Revisiting the issue of differential expression after data integration

[ImNotaGit]

I have read the related discussions, e.g. #4000, #1256, #1900, #1659, and elsewhere online. I understand that the current recommendation from the Seurat authors is that differential expression (DE) analysis should NOT be performed using the integrated data, but on the original RNA data with or w/o log normalization depending on DE algorithms used. I have also read the related discussions in the "Multi-Sample Single-Cell Analyses with Bioconductor" and understands the issues in using the corrected gene expression values obtained after integration.

For within dataset (batch) DE, e.g. to identify the marker genes of the common clusters identified with data integration, we can indeed go back to the non-integrated RNA data and use either a P-value-combination-based meta-analysis approach (like in findConservedMarkers), or a blocking approach (like in scran::findMarkers), or a modeling approach modeling the across-dataset batch effect in a GLM, etc.

However, for across dataset (batch) comparisons (one example is in the Seurat "Introduction to scRNA-seq integration" vignette, the task is to compare the control and stimulated B cells, which are from separate datasets/batches), due to reasons that "correction will inevitably introduce artificial agreement across batches", "removal of biological differences between batches in the corrected data is unavoidable", and "integration procedure inherently introduces dependencies between data points, which violates the assumptions of the statistical tests used for DE" (references here, #4000 and #1256), many authors still recommend using the uncorrected expression values (e.g. Section "Identify differential expressed genes across conditions" of the Seurat vignette and Section 8.9 of OSCA). But as far as I understand, the uncorrected values should still contain the original batch effects intrinsic to the data, and if the datasets/batches are very different, such a comparison would be meaningless (i.e. batch and biological differences are completely confounded). Am I missing anything? Does this recommendation represents the best possible analysis one can attempt for such across-dataset comparison tasks, and it's never intended to work for all cases?

Could there be another better workaround for the across-dataset DE to extract biological differences, depending on the downstream analysis? In this line, I am wondering whether post-integration corrected data values could be used but in a cautious way. Would the use of corrected values be less of a concern, if one is not interested in interpreting DE P values or an exact estimation of DE fold-changes, but is only interested in the relative DE effect sizes across genes (e.g. to be used for downstream gene set enrichment or pathway-level analysis that is rank-based)?

To pose the question the other way around -- Other than the so-called cell-based analysis (e.g. clustering, trajectory, etc.), what types of downstream analysis can the corrected values be reasonably used for? (And I'm specifically referring to the gene/feature-level corrected values rather than dimension-reduced embeddings.)

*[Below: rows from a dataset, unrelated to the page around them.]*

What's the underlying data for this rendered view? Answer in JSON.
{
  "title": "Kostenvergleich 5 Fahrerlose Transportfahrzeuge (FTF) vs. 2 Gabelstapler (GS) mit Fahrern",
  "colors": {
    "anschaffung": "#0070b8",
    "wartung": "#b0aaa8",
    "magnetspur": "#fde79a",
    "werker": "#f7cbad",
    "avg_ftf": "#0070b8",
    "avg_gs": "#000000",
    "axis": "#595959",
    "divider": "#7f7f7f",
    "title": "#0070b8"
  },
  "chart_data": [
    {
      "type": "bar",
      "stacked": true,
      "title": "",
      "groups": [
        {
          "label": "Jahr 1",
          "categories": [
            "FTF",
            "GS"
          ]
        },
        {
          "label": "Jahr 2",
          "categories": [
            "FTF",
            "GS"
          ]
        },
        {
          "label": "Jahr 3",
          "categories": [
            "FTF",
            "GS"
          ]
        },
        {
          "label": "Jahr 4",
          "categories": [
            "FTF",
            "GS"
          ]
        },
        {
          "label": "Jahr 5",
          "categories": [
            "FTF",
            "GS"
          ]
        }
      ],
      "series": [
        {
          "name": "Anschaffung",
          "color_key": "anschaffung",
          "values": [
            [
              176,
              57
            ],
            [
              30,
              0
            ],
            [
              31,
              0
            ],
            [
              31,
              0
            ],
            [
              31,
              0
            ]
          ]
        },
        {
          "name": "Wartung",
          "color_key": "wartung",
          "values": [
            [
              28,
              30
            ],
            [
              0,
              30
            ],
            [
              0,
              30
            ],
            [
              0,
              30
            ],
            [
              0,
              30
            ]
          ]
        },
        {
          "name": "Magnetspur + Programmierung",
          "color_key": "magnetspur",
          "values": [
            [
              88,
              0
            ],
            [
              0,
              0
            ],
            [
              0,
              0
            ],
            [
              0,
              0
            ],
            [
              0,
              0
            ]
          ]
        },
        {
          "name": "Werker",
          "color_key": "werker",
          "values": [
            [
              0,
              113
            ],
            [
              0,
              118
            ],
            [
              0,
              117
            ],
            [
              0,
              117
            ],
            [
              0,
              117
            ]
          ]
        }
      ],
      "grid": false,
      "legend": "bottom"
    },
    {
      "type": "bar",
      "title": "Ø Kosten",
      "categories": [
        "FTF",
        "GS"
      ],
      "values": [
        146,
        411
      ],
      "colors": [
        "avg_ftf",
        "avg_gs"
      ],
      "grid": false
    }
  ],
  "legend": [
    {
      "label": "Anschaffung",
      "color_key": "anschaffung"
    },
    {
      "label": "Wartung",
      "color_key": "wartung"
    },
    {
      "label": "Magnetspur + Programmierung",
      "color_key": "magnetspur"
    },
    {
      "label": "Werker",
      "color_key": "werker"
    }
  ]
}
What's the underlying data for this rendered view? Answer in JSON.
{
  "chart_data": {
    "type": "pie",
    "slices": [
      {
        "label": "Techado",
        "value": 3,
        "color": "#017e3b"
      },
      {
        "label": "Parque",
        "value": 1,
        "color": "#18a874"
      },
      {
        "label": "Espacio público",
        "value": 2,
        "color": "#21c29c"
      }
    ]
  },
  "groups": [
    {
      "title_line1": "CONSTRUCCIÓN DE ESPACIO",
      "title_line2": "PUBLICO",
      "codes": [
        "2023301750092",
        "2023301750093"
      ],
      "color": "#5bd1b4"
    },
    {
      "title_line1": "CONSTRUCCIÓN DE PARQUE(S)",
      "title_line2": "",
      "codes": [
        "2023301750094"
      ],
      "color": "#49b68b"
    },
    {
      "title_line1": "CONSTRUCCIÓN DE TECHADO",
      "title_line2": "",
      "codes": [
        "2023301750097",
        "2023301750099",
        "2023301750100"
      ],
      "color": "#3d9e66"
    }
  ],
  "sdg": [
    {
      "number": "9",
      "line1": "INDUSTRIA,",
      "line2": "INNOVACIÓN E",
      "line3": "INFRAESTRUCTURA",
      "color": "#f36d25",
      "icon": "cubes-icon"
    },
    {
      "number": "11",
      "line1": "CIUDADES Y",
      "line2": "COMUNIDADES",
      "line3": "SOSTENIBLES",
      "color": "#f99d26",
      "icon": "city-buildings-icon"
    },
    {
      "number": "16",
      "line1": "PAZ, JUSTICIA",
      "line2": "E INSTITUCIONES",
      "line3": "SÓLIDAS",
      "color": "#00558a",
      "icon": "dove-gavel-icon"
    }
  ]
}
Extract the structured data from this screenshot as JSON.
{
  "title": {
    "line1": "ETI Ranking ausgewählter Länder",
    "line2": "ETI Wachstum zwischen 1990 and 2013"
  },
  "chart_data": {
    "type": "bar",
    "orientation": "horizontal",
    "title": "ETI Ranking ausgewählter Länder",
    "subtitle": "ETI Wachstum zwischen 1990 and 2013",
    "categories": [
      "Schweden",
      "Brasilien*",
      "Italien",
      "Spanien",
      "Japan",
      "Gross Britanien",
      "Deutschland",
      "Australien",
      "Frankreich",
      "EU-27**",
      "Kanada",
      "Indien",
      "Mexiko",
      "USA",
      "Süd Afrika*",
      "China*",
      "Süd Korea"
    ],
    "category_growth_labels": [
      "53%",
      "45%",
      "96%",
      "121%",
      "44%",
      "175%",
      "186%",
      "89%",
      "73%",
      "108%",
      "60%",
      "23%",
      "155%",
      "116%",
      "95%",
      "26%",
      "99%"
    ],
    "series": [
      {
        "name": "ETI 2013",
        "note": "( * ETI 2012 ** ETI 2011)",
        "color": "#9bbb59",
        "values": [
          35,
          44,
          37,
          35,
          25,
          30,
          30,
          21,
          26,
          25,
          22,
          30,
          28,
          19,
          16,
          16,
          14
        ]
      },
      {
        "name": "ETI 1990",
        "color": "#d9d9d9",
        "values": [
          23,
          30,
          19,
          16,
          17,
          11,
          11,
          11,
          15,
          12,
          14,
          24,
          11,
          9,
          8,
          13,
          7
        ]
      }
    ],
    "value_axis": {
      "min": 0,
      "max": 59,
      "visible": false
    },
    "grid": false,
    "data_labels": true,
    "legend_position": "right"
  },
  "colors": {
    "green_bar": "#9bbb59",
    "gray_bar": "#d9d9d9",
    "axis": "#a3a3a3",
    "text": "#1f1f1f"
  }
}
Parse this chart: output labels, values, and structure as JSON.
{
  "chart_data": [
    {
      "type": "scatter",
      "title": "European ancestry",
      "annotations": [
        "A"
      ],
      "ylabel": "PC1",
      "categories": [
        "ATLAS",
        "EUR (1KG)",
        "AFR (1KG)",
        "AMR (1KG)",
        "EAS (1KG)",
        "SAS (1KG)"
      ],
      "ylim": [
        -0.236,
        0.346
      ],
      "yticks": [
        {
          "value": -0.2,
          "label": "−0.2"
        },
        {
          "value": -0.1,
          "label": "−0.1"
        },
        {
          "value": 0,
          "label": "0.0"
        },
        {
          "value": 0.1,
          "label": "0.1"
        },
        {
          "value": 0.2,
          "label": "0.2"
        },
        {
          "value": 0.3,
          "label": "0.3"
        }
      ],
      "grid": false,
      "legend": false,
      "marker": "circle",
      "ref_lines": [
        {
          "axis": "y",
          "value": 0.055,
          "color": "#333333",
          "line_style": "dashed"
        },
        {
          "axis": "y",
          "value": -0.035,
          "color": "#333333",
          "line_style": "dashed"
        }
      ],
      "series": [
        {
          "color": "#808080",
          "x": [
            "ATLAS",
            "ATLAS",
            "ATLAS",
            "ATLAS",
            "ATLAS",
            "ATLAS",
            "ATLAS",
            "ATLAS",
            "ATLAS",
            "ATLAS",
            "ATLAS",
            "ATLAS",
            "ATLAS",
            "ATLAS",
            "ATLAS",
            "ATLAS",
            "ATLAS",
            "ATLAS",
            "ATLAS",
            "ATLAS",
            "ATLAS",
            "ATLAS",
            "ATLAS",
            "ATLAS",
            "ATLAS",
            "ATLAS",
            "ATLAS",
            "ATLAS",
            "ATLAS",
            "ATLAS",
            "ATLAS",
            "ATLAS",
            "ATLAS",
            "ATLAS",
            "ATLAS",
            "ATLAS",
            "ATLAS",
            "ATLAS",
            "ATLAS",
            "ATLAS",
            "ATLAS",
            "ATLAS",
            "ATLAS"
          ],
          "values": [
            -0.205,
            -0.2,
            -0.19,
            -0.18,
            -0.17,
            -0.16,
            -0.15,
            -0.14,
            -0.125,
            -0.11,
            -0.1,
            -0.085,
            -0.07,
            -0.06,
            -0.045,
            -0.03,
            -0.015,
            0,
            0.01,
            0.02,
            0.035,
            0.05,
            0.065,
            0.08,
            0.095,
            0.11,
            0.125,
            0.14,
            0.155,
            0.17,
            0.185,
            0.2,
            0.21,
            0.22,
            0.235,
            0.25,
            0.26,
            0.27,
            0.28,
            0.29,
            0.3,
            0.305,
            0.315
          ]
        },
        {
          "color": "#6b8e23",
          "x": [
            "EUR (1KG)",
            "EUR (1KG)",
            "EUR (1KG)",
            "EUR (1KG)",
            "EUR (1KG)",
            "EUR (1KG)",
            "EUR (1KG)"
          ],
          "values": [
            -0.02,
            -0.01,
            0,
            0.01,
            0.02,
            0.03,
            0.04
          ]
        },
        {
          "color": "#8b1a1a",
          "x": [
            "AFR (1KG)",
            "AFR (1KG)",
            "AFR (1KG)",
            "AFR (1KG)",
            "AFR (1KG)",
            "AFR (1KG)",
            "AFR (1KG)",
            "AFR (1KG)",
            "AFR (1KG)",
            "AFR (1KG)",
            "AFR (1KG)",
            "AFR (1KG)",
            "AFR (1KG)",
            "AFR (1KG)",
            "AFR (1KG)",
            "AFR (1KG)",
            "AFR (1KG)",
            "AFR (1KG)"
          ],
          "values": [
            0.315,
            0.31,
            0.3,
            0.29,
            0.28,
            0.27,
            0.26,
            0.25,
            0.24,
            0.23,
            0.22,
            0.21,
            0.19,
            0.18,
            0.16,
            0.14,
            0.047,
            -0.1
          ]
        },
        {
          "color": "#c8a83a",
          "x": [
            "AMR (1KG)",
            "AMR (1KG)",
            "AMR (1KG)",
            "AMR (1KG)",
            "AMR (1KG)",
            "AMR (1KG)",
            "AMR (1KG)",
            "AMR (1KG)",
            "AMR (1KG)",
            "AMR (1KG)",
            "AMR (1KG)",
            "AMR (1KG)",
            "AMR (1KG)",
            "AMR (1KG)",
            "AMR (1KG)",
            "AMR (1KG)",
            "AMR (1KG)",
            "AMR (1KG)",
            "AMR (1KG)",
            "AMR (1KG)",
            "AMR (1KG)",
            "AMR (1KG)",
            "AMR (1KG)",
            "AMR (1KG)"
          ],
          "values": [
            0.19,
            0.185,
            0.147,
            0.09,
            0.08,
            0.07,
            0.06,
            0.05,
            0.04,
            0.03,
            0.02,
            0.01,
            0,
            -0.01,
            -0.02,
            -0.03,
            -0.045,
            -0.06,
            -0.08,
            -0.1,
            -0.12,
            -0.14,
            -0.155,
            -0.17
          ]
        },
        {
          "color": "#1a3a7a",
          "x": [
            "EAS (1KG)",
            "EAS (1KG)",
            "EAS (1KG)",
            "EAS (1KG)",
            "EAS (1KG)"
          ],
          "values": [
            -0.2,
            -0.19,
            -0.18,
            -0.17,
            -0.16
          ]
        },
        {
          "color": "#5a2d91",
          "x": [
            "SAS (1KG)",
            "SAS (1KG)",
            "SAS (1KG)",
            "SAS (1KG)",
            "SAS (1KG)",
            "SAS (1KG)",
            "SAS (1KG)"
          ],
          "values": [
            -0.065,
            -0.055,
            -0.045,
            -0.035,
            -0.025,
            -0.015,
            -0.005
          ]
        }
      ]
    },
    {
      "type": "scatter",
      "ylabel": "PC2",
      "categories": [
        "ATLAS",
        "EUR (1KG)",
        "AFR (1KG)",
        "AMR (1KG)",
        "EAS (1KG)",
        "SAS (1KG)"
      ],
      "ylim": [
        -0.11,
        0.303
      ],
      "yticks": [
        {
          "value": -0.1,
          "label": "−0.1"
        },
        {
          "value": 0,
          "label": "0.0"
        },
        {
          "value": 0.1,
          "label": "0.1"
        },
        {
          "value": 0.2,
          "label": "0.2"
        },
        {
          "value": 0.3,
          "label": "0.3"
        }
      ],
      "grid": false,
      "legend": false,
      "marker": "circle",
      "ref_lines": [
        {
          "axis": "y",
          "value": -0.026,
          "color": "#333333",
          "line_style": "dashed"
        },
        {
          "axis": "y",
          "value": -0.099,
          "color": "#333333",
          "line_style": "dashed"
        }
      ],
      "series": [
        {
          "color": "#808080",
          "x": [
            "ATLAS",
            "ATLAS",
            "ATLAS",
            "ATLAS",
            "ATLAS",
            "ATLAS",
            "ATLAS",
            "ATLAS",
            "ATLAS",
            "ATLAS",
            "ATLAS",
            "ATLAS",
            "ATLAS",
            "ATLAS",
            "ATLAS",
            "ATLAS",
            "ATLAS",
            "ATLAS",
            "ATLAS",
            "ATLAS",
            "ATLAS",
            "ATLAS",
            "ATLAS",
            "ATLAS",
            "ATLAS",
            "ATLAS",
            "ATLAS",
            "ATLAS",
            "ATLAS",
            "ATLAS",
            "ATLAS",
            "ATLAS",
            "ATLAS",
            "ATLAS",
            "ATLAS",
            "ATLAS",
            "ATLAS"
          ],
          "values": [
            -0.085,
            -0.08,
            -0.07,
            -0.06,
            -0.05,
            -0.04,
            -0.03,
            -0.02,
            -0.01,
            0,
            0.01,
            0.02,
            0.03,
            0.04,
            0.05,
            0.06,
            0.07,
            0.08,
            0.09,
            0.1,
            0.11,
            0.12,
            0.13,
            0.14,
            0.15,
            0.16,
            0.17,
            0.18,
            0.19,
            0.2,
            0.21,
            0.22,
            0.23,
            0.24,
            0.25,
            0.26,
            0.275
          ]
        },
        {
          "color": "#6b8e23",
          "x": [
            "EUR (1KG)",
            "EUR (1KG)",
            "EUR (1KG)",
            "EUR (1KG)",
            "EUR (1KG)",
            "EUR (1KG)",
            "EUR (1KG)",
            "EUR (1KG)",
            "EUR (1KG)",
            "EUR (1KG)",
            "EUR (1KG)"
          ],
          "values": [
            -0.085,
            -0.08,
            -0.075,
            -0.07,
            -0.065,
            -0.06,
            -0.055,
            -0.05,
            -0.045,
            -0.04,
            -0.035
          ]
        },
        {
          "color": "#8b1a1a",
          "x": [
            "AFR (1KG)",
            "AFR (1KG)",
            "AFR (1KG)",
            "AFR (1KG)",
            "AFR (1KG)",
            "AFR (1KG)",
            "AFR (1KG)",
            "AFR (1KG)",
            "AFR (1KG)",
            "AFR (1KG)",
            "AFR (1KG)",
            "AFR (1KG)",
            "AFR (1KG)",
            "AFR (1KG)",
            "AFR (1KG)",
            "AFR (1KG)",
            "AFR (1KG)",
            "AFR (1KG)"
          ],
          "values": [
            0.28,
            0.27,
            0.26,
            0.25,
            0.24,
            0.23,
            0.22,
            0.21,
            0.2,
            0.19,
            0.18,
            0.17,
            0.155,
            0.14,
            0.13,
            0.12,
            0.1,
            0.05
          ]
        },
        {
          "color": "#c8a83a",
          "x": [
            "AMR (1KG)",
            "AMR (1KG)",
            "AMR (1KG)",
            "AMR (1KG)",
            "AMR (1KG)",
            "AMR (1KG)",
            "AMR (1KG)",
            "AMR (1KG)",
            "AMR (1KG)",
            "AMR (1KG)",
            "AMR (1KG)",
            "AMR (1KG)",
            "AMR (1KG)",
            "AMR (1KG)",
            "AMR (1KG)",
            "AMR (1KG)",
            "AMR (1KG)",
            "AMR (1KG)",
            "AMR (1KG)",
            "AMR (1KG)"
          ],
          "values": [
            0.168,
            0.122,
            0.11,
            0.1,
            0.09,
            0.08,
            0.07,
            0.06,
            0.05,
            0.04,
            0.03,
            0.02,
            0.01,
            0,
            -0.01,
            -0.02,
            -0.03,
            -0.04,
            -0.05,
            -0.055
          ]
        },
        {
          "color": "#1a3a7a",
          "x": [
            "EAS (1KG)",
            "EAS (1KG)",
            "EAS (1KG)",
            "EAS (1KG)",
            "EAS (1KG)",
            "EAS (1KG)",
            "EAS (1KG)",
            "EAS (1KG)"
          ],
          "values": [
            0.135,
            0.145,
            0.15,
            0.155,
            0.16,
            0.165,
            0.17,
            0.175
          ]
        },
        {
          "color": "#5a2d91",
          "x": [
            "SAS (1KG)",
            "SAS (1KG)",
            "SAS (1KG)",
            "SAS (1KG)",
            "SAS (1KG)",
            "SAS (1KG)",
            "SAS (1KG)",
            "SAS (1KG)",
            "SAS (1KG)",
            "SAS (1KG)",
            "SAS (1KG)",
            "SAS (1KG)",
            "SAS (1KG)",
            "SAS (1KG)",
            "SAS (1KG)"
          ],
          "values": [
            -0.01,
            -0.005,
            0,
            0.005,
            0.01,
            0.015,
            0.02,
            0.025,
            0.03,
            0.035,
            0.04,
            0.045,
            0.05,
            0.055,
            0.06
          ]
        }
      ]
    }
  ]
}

In terms of Seurat IntegrateData though, I know another limit is that corrected expression values are only returned for the "integration features" (by default 2000 genes). There is yet another related issue that the Seurat authors recommend against using the pearson residues from SCTransform for DE (#4032). Thus if the corrected data could be used cautiously for some specific downstream analyses, then for these cases one may not want to use the SCTransform-based data integration workflow.

Would be great to hear your thoughts. Thanks.

[timoast]

But as far as I understand, the uncorrected values should still contain the original batch effects intrinsic to the data, and if the datasets/batches are very different, such a comparison would be meaningless (i.e. batch and biological differences are completely confounded). Am I missing anything? Does this recommendation represents the best possible analysis one can attempt for such across-dataset comparison tasks, and it's never intended to work for all cases?

If batch and biological condition are completely confounded, there's not much you can do about that and using integrated values for DE is not going to help you. You can hope that the batch variation is smaller than the biological variation due to the different conditions, and validate any findings with other lines of evidence. Having replicates (multiple batches per condition) is a better design.

Would the use of corrected values be less of a concern, if one is not interested in interpreting DE P values or an exact estimation of DE fold-changes, but is only interested in the relative DE effect sizes across genes

No, not necessarily.

The OSCA book chapter you linked to gives a very good explanation and I would recommend limiting the use of integrated data values to cell-based analyses.

[ImNotaGit]

Thanks for your insights, and indeed I agree. For any specific case, further validation with a batch effect-free experimental design should be required. I'm just concerned that all the Seurat or Bioconductor tutorials mentioned above have not made this critical point clear at all, and casual users may miss this point and take the results as granted. I would suggest the authors refine the tutorials of your software to further clarify the logics of various analyses and their caveats.

[ginnyintifa]

If we have more than one samples per condition, we could perform batch effect correction at the pseudo bulk level like what we do in a bulk RNAseq analysis.